This week begins the Stop the Frack Attack tour “Cautionary Tales from Fracked Communities”. The tour’s theme features community folks from around the country who share a common story. For each of them, the Environmental Protection Agency (EPA) began an investigation in to the gas industry’s contamination of their water supply, only to later see the agency retreat leaving the people without a clean source of drinking water.
- Ray Kemble hails from Dimock, Pennsylvania. You’ll notice him usually wearing a biker jacket and carrying around a milk jug of his contaminated water courtesy of Cabot Oil and Gas.
- Craig Stevens from Susquehanna County, Pennsylvania has his own jug. Craig reminds us that contamination is non-partisan. A sixth generation landowner and founder of Marcellus Patriots for Land Rights, Craig proudly flashes his CPAC badge and his Tea Party credentials.
- John Fenton is bona fide cowboy.
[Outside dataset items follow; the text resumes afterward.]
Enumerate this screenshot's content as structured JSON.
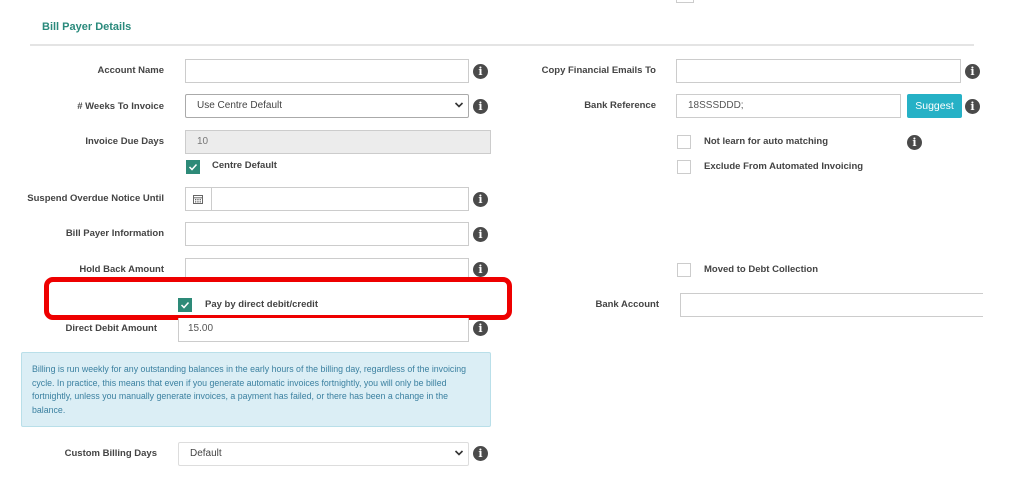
{
  "section": {
    "title": "Bill Payer Details"
  },
  "left": {
    "account_name": {
      "label": "Account Name",
      "value": ""
    },
    "weeks_to_invoice": {
      "label": "# Weeks To Invoice",
      "value": "Use Centre Default"
    },
    "invoice_due_days": {
      "label": "Invoice Due Days",
      "value": "10"
    },
    "centre_default": {
      "label": "Centre Default",
      "checked": true
    },
    "suspend_overdue": {
      "label": "Suspend Overdue Notice Until",
      "value": ""
    },
    "bill_payer_info": {
      "label": "Bill Payer Information",
      "value": ""
    },
    "hold_back_amount": {
      "label": "Hold Back Amount",
      "value": ""
    },
    "pay_direct_debit": {
      "label": "Pay by direct debit/credit",
      "checked": true
    },
    "direct_debit_amount": {
      "label": "Direct Debit Amount",
      "value": "15.00"
    },
    "notice": "Billing is run weekly for any outstanding balances in the early hours of the billing day, regardless of the invoicing cycle. In practice, this means that even if you generate automatic invoices fortnightly, you will only be billed fortnightly, unless you manually generate invoices, a payment has failed, or there has been a change in the balance.",
    "custom_billing_days": {
      "label": "Custom Billing Days",
      "value": "Default"
    }
  },
  "right": {
    "copy_emails": {
      "label": "Copy Financial Emails To",
      "value": ""
    },
    "bank_reference": {
      "label": "Bank Reference",
      "value": "18SSSDDD;"
    },
    "suggest_label": "Suggest",
    "not_learn": {
      "label": "Not learn for auto matching",
      "checked": false
    },
    "exclude_invoicing": {
      "label": "Exclude From Automated Invoicing",
      "checked": false
    },
    "moved_debt": {
      "label": "Moved to Debt Collection",
      "checked": false
    },
    "bank_account": {
      "label": "Bank Account",
      "value": ""
    }
  },
  "icons": {
    "info": "info-circle-icon",
    "calendar": "calendar-icon",
    "check": "check-icon",
    "chevron": "chevron-down-icon"
  },
  "colors": {
    "accent": "#2a8a7c",
    "checkbox": "#2d8a78",
    "suggest": "#26b1c6",
    "notice_bg": "#dbeef5",
    "highlight": "#ee0000"
  }
}
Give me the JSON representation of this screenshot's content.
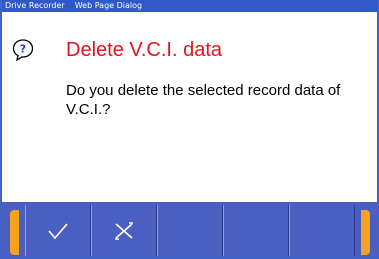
{
  "window": {
    "title_app": "Drive Recorder",
    "title_dialog": "Web Page Dialog"
  },
  "dialog": {
    "icon": "question-speech-icon",
    "title": "Delete V.C.I. data",
    "message": "Do you delete the selected record data of V.C.I.?"
  },
  "toolbar": {
    "buttons": [
      {
        "name": "ok-button",
        "icon": "checkmark-icon"
      },
      {
        "name": "cancel-button",
        "icon": "x-icon"
      },
      {
        "name": "blank-button-3",
        "icon": ""
      },
      {
        "name": "blank-button-4",
        "icon": ""
      },
      {
        "name": "blank-button-5",
        "icon": ""
      }
    ]
  },
  "colors": {
    "title_bar": "#2f59c9",
    "toolbar": "#4a5fc0",
    "accent_orange": "#f5a21c",
    "dialog_title": "#e0141e"
  }
}
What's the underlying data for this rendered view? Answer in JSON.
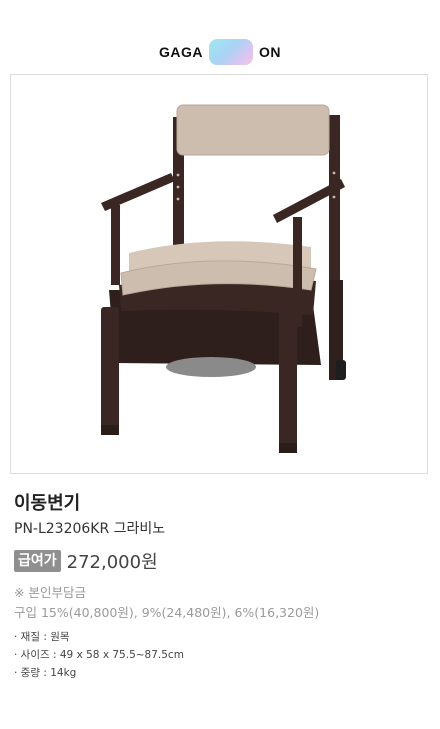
{
  "logo": {
    "left_text": "GAGA",
    "right_text": "ON"
  },
  "product": {
    "title": "이동변기",
    "model": "PN-L23206KR 그라비노",
    "badge": "급여가",
    "price": "272,000원",
    "note": "※ 본인부담금",
    "purchase": "구입 15%(40,800원), 9%(24,480원), 6%(16,320원)",
    "specs": [
      "· 재질 : 원목",
      "· 사이즈 : 49 x 58 x 75.5~87.5cm",
      "· 중량 : 14kg"
    ],
    "image_alt": "portable-commode-chair"
  },
  "colors": {
    "wood": "#3a2723",
    "cushion": "#cdbdae",
    "badge": "#8f8f8f"
  }
}
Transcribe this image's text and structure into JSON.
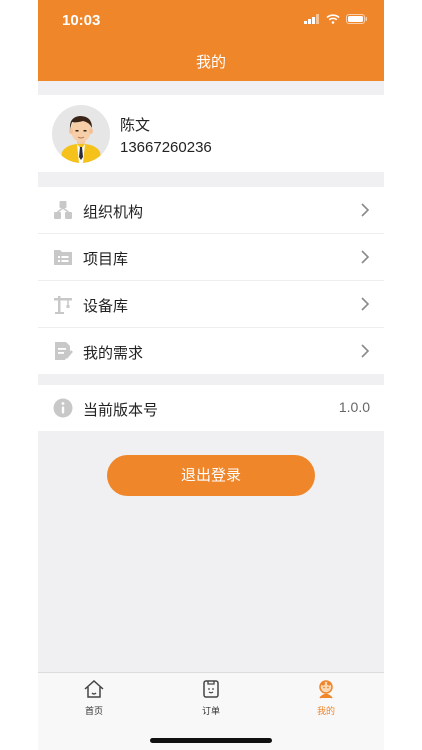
{
  "status_bar": {
    "time": "10:03"
  },
  "header": {
    "title": "我的"
  },
  "profile": {
    "name": "陈文",
    "phone": "13667260236"
  },
  "menu": [
    {
      "label": "组织机构",
      "icon": "organization-icon"
    },
    {
      "label": "项目库",
      "icon": "folder-list-icon"
    },
    {
      "label": "设备库",
      "icon": "crane-icon"
    },
    {
      "label": "我的需求",
      "icon": "document-edit-icon"
    }
  ],
  "version": {
    "label": "当前版本号",
    "value": "1.0.0"
  },
  "logout_label": "退出登录",
  "tabbar": [
    {
      "label": "首页",
      "icon": "home-icon"
    },
    {
      "label": "订单",
      "icon": "order-icon"
    },
    {
      "label": "我的",
      "icon": "profile-icon",
      "active": true
    }
  ],
  "colors": {
    "accent": "#f0862a",
    "background": "#f0f0f2"
  }
}
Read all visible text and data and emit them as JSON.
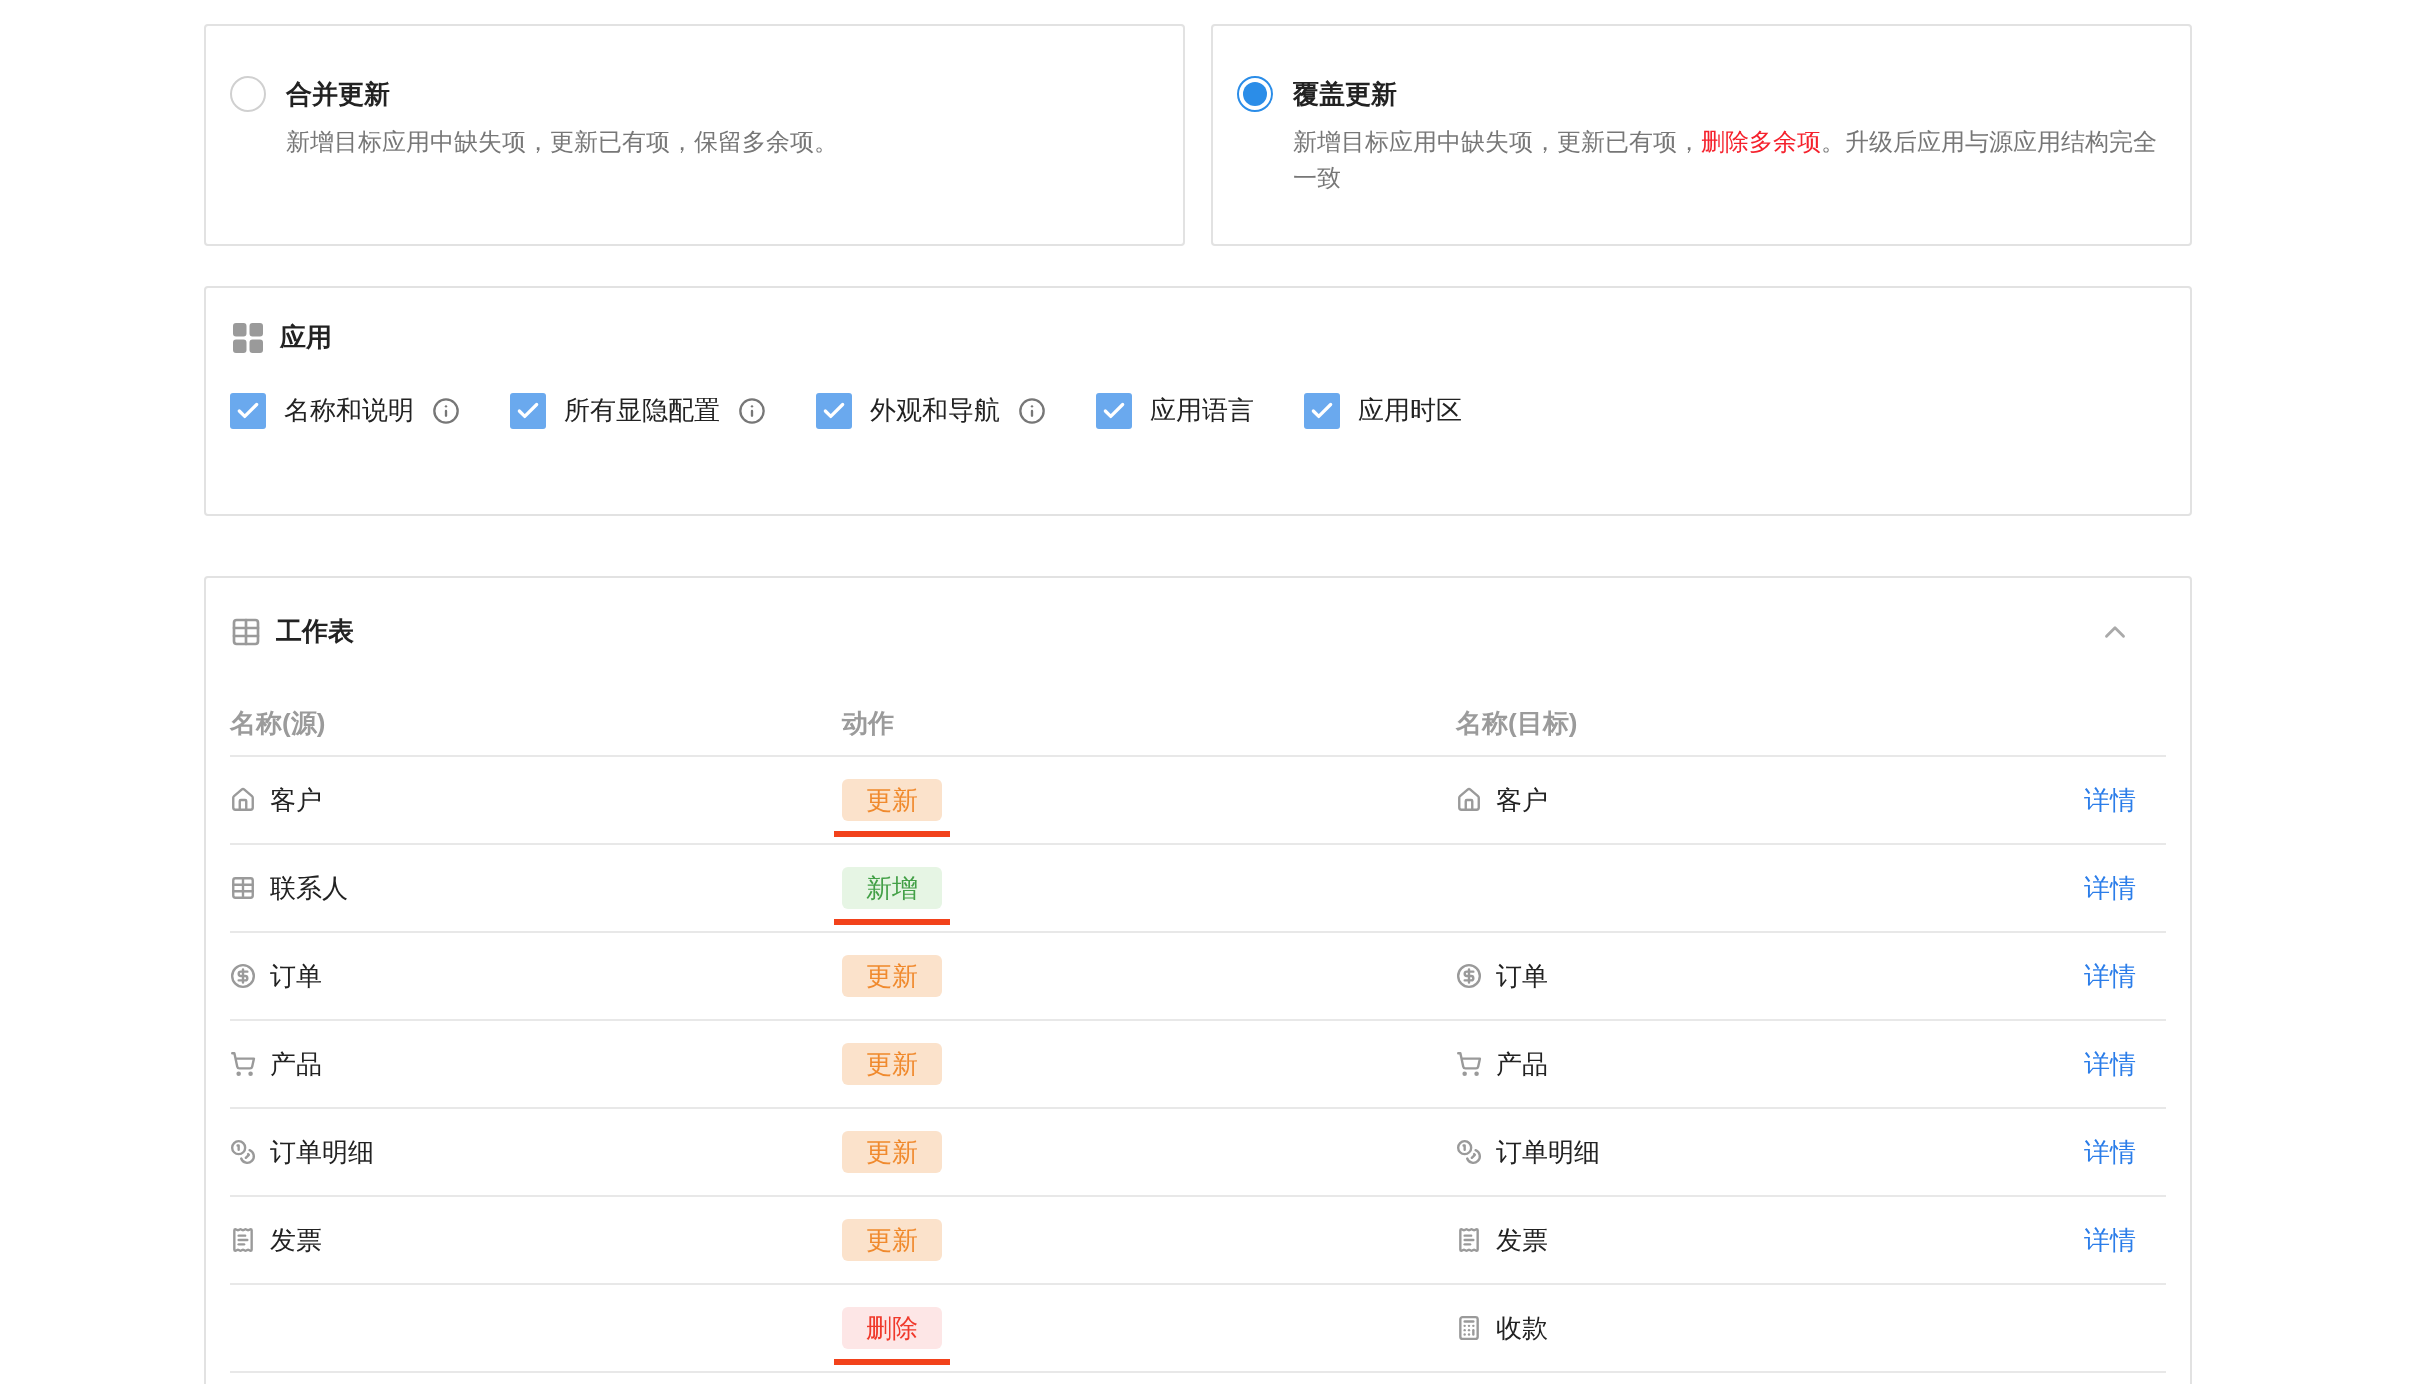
{
  "merge_options": [
    {
      "title": "合并更新",
      "selected": false,
      "description": [
        {
          "text": "新增目标应用中缺失项，更新已有项，保留多余项。",
          "kind": "normal"
        }
      ]
    },
    {
      "title": "覆盖更新",
      "selected": true,
      "description": [
        {
          "text": "新增目标应用中缺失项，更新已有项，",
          "kind": "normal"
        },
        {
          "text": "删除多余项",
          "kind": "warning"
        },
        {
          "text": "。升级后应用与源应用结构完全一致",
          "kind": "normal"
        }
      ]
    }
  ],
  "app_section": {
    "title": "应用",
    "options": [
      {
        "label": "名称和说明",
        "checked": true,
        "info": true
      },
      {
        "label": "所有显隐配置",
        "checked": true,
        "info": true
      },
      {
        "label": "外观和导航",
        "checked": true,
        "info": true
      },
      {
        "label": "应用语言",
        "checked": true,
        "info": false
      },
      {
        "label": "应用时区",
        "checked": true,
        "info": false
      }
    ]
  },
  "worksheets": {
    "title": "工作表",
    "expanded": true,
    "columns": [
      "名称(源)",
      "动作",
      "名称(目标)"
    ],
    "rows": [
      {
        "source": "客户",
        "action": {
          "label": "更新",
          "kind": "update"
        },
        "underlined": true,
        "target": "客户",
        "detail": "详情"
      },
      {
        "source": "联系人",
        "action": {
          "label": "新增",
          "kind": "add"
        },
        "underlined": true,
        "detail": "详情"
      },
      {
        "source": "订单",
        "action": {
          "label": "更新",
          "kind": "update"
        },
        "underlined": false,
        "target": "订单",
        "detail": "详情"
      },
      {
        "source": "产品",
        "action": {
          "label": "更新",
          "kind": "update"
        },
        "underlined": false,
        "target": "产品",
        "detail": "详情"
      },
      {
        "source": "订单明细",
        "action": {
          "label": "更新",
          "kind": "update"
        },
        "underlined": false,
        "target": "订单明细",
        "detail": "详情"
      },
      {
        "source": "发票",
        "action": {
          "label": "更新",
          "kind": "update"
        },
        "underlined": false,
        "target": "发票",
        "detail": "详情"
      },
      {
        "action": {
          "label": "删除",
          "kind": "delete"
        },
        "underlined": true,
        "target": "收款"
      }
    ]
  }
}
From Pavillion, Wyoming, Fenton chairs Pavillion Area Concerned Citizens, an organization committed to protecting water supplies in one of the country’s places hardest hit from oil and gas development.
- Steve Lipsky will fly in from Parker County, Texas. Steve can light his water on fire. He has since lit a metaphorical fire underneath Range Resources for contaminating his well.
The first stop began last night in Annapolis, Maryland. Each destination involves a place where fracking has not yet occurred, but the specter of oil and gas drilling hangs ominously over decision makers. Annapolis legislators may have their last chance during this 90-day legislative session to create a pause before state agencies could begin issuing permits.
On Wednesday and Thursday this week, film maker Josh Fox will join us as we take the tour to Washington DC to meet and brief Hill staff. Sharing personal stories of the real everyday impacts of living near active oil and gas development will provide a stirring reminder to our elected officials that our “all of the above” energy strategy has its consequences. It will also remind them that sometimes legislators in Washington DC are the last to know.
The real push away from dirty fossil fuels toward renewable forms of energy comes from the people closest to where drilling occurs. This tour will allow their stories to build on a growing opposition to fracking from a perspective of folks who watch how each municipality and state wrestles with these issues. The trend so far is that the over riding concern to protect public health and the environment percolates upwards from the grassroots. In March, we will visit California and North Carolina. See you on the road.